Michelle: I think one thing that makes a colleague hearable versus unhearable is whether or not they are ascribing intent to their concern, so when an employee has baked in a narrative of what they think it means that X, Y, or Z is happening and it’s a negative one, well, it’s much harder to listen to it. We have to open our heart and ears to what someone is really trying to say, and the employee has to be willing to stay in a looser headspace around what it means that X, Y, Z is happening. If we understand they are just generously offering a layer of insider awareness and they want to be part of the solution, the message is far more likely to be heard. I like the quote, “When someone complains, they’re trying to tell you what they care about.” Holding the conversation in that spirit, among both parties, makes things far more hearable, even if we’re in firefighter mode. We often under-attend to certain things because we are over-attending to others. Anytime a colleague can dial-down the ascribing of intent and give their manager or leader the benefit of the doubt, and vice versa, communication goes way up. “They’re really busy. I bet that’s why this is off their radar” gives people more empathy, allows them to recalibrate, and not discount the other person involved. Especially when someone is in firefighter mode, their narratives are locked; they’re negative because their back is arched up. It’s just human nature.

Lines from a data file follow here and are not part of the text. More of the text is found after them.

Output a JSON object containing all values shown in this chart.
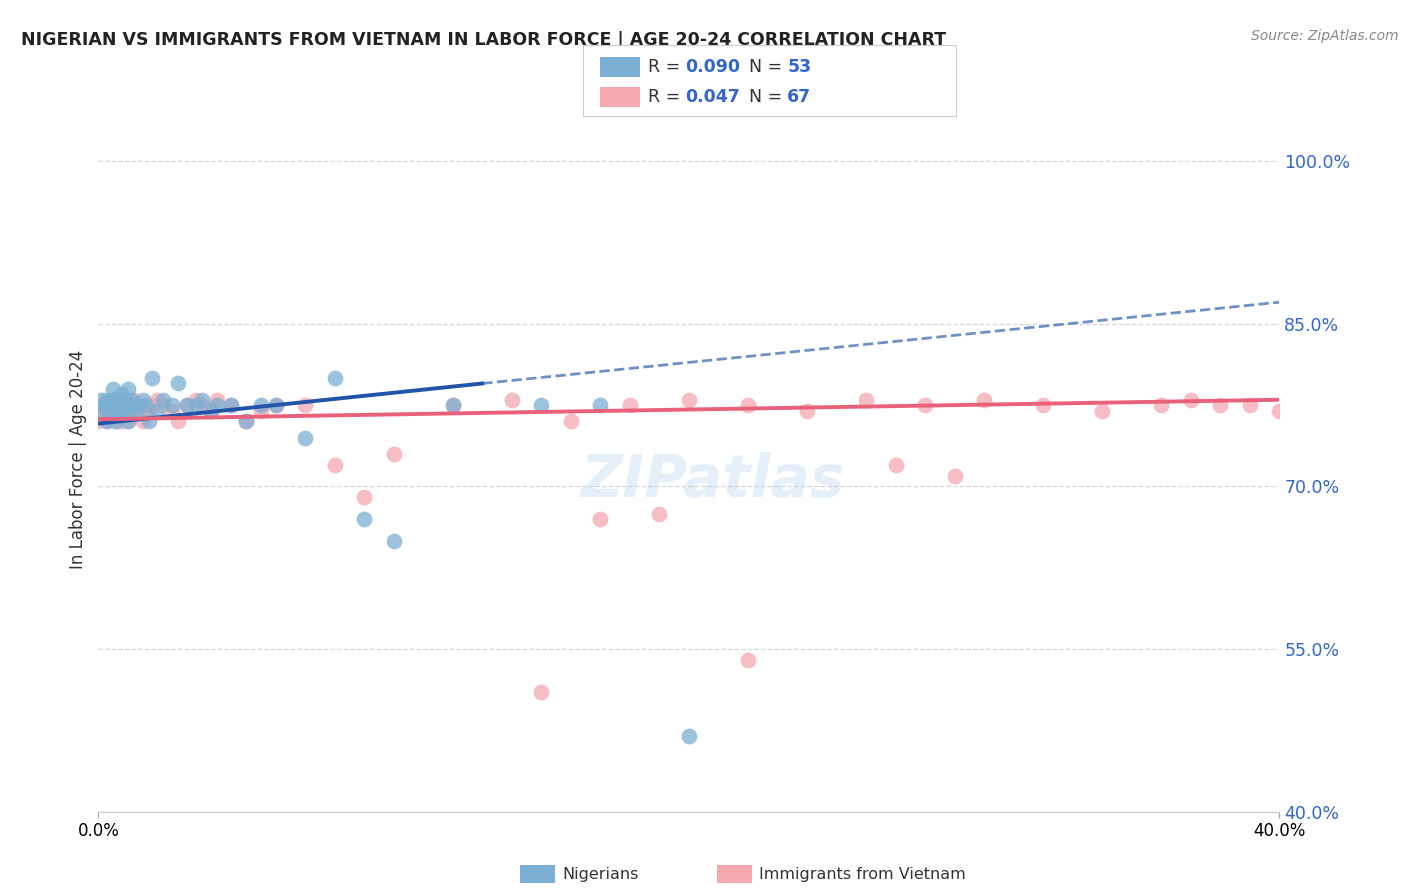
{
  "title": "NIGERIAN VS IMMIGRANTS FROM VIETNAM IN LABOR FORCE | AGE 20-24 CORRELATION CHART",
  "source": "Source: ZipAtlas.com",
  "ylabel": "In Labor Force | Age 20-24",
  "xlim": [
    0.0,
    0.4
  ],
  "ylim": [
    0.4,
    1.05
  ],
  "ytick_values": [
    0.4,
    0.55,
    0.7,
    0.85,
    1.0
  ],
  "legend_r_blue": "R = 0.090",
  "legend_n_blue": "N = 53",
  "legend_r_pink": "R = 0.047",
  "legend_n_pink": "N = 67",
  "legend_label_blue": "Nigerians",
  "legend_label_pink": "Immigrants from Vietnam",
  "blue_color": "#7BAFD4",
  "pink_color": "#F4A8B0",
  "blue_line_color": "#2255AA",
  "pink_line_color": "#E8607A",
  "watermark": "ZIPatlas",
  "blue_scatter_x": [
    0.0,
    0.001,
    0.002,
    0.003,
    0.003,
    0.004,
    0.004,
    0.005,
    0.005,
    0.005,
    0.006,
    0.006,
    0.006,
    0.007,
    0.007,
    0.007,
    0.008,
    0.008,
    0.008,
    0.009,
    0.009,
    0.01,
    0.01,
    0.011,
    0.011,
    0.012,
    0.013,
    0.013,
    0.015,
    0.016,
    0.017,
    0.018,
    0.02,
    0.022,
    0.025,
    0.027,
    0.03,
    0.033,
    0.035,
    0.038,
    0.04,
    0.045,
    0.05,
    0.055,
    0.06,
    0.07,
    0.08,
    0.09,
    0.1,
    0.12,
    0.15,
    0.17,
    0.2
  ],
  "blue_scatter_y": [
    0.77,
    0.78,
    0.775,
    0.76,
    0.78,
    0.77,
    0.775,
    0.775,
    0.79,
    0.78,
    0.775,
    0.78,
    0.76,
    0.77,
    0.775,
    0.78,
    0.775,
    0.785,
    0.77,
    0.78,
    0.775,
    0.79,
    0.76,
    0.775,
    0.78,
    0.775,
    0.77,
    0.775,
    0.78,
    0.775,
    0.76,
    0.8,
    0.77,
    0.78,
    0.775,
    0.795,
    0.775,
    0.775,
    0.78,
    0.77,
    0.775,
    0.775,
    0.76,
    0.775,
    0.775,
    0.745,
    0.8,
    0.67,
    0.65,
    0.775,
    0.775,
    0.775,
    0.47
  ],
  "pink_scatter_x": [
    0.0,
    0.001,
    0.002,
    0.003,
    0.004,
    0.004,
    0.005,
    0.005,
    0.006,
    0.006,
    0.007,
    0.007,
    0.008,
    0.008,
    0.009,
    0.009,
    0.01,
    0.01,
    0.011,
    0.011,
    0.012,
    0.013,
    0.014,
    0.015,
    0.016,
    0.017,
    0.018,
    0.02,
    0.022,
    0.025,
    0.027,
    0.03,
    0.033,
    0.035,
    0.038,
    0.04,
    0.045,
    0.05,
    0.055,
    0.06,
    0.07,
    0.08,
    0.09,
    0.1,
    0.12,
    0.14,
    0.16,
    0.18,
    0.2,
    0.22,
    0.24,
    0.26,
    0.28,
    0.3,
    0.32,
    0.34,
    0.36,
    0.37,
    0.38,
    0.39,
    0.4,
    0.27,
    0.29,
    0.19,
    0.17,
    0.22,
    0.15
  ],
  "pink_scatter_y": [
    0.76,
    0.77,
    0.775,
    0.76,
    0.77,
    0.775,
    0.78,
    0.77,
    0.775,
    0.76,
    0.77,
    0.775,
    0.76,
    0.775,
    0.77,
    0.775,
    0.76,
    0.775,
    0.77,
    0.775,
    0.78,
    0.775,
    0.77,
    0.76,
    0.775,
    0.77,
    0.775,
    0.78,
    0.775,
    0.77,
    0.76,
    0.775,
    0.78,
    0.775,
    0.77,
    0.78,
    0.775,
    0.76,
    0.77,
    0.775,
    0.775,
    0.72,
    0.69,
    0.73,
    0.775,
    0.78,
    0.76,
    0.775,
    0.78,
    0.775,
    0.77,
    0.78,
    0.775,
    0.78,
    0.775,
    0.77,
    0.775,
    0.78,
    0.775,
    0.775,
    0.77,
    0.72,
    0.71,
    0.675,
    0.67,
    0.54,
    0.51
  ],
  "blue_line_x0": 0.0,
  "blue_line_y0": 0.758,
  "blue_line_xsolid": 0.13,
  "blue_line_ysolid": 0.795,
  "blue_line_xdash": 0.4,
  "blue_line_ydash": 0.87,
  "pink_line_x0": 0.0,
  "pink_line_y0": 0.762,
  "pink_line_x1": 0.4,
  "pink_line_y1": 0.78
}
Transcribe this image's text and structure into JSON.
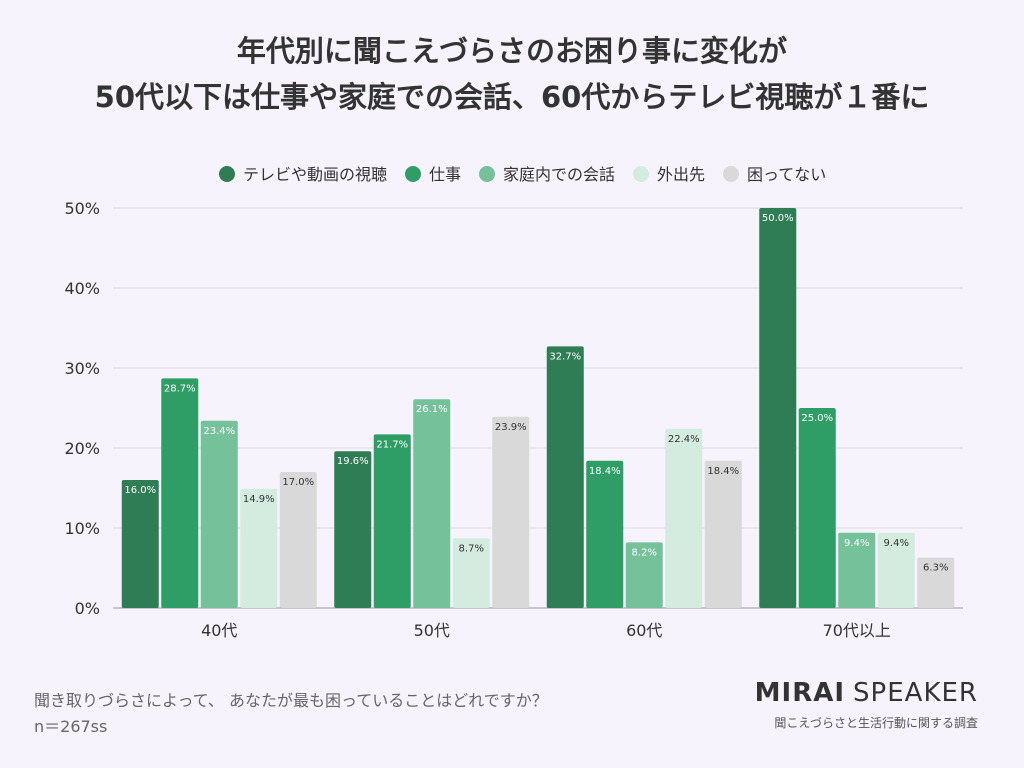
{
  "title": {
    "line1": "年代別に聞こえづらさのお困り事に変化が",
    "line2": "50代以下は仕事や家庭での会話、60代からテレビ視聴が１番に"
  },
  "chart_data": {
    "type": "bar",
    "categories": [
      "40代",
      "50代",
      "60代",
      "70代以上"
    ],
    "series": [
      {
        "name": "テレビや動画の視聴",
        "color": "#2e7d55",
        "values": [
          16.0,
          19.6,
          32.7,
          50.0
        ],
        "labels": [
          "16.0%",
          "19.6%",
          "32.7%",
          "50.0%"
        ]
      },
      {
        "name": "仕事",
        "color": "#2f9e66",
        "values": [
          28.7,
          21.7,
          18.4,
          25.0
        ],
        "labels": [
          "28.7%",
          "21.7%",
          "18.4%",
          "25.0%"
        ]
      },
      {
        "name": "家庭内での会話",
        "color": "#74c19a",
        "values": [
          23.4,
          26.1,
          8.2,
          9.4
        ],
        "labels": [
          "23.4%",
          "26.1%",
          "8.2%",
          "9.4%"
        ]
      },
      {
        "name": "外出先",
        "color": "#d3ecdf",
        "values": [
          14.9,
          8.7,
          22.4,
          9.4
        ],
        "labels": [
          "14.9%",
          "8.7%",
          "22.4%",
          "9.4%"
        ]
      },
      {
        "name": "困ってない",
        "color": "#d9d9d9",
        "values": [
          17.0,
          23.9,
          18.4,
          6.3
        ],
        "labels": [
          "17.0%",
          "23.9%",
          "18.4%",
          "6.3%"
        ]
      }
    ],
    "ylim": [
      0,
      50
    ],
    "yticks": [
      0,
      10,
      20,
      30,
      40,
      50
    ],
    "ytick_labels": [
      "0%",
      "10%",
      "20%",
      "30%",
      "40%",
      "50%"
    ],
    "legend_position": "top",
    "grid": true
  },
  "footer": {
    "question": "聞き取りづらさによって、 あなたが最も困っていることはどれですか？",
    "sample": "n＝267ss"
  },
  "brand": {
    "name_bold": "MIRAI",
    "name_light": "SPEAKER",
    "subtitle": "聞こえづらさと生活行動に関する調査"
  }
}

Blake: We judge others based on their behavior and ourselves based on our intent.

Michelle: That’s it exactly. And if someone is overloaded, well, it’s even worse. Someone overloaded is looking for an out, so anything the other person can do to open up the channels of communication and be seen as an ally rather than a threat, the better it is for everyone involved.

Blake: This has been a great conversation, Michelle. Thank you very much. Any final words of wisdom for our readers as we part ways?

Michelle: Leadership isn’t about a title, it’s about showing up with social emotional health, actively pursuing learning and contribution, and pouring into the people around us so they can do the same. 

Blake: And if people want to learn more about how to do this, where should we point them?

Michelle: To momentousinstitute.org or to our Changing the Odds Conference. Anyone who cares about kids is welcome to attend—in person or online, and every year we have about 1,600 educators, mental health professionals, decision-makers, and parents. It’s two full days of keynotes. We’ve had Kevin Carroll, Malcolm Gladwell, Brené Brown, Bryan Stevenson, and next year our theme is Belonging. People can register anytime, but it can fill up fast, so encourage them to hustle!

Blake: What will they find if they participate?

Michelle: The Changing the Odds Conference is designed to be inspiring, but also to shake-up people’s preconceived notions. Our speakers offer thought-provoking analysis—that isn’t always comfortable or easy—while also offering hope.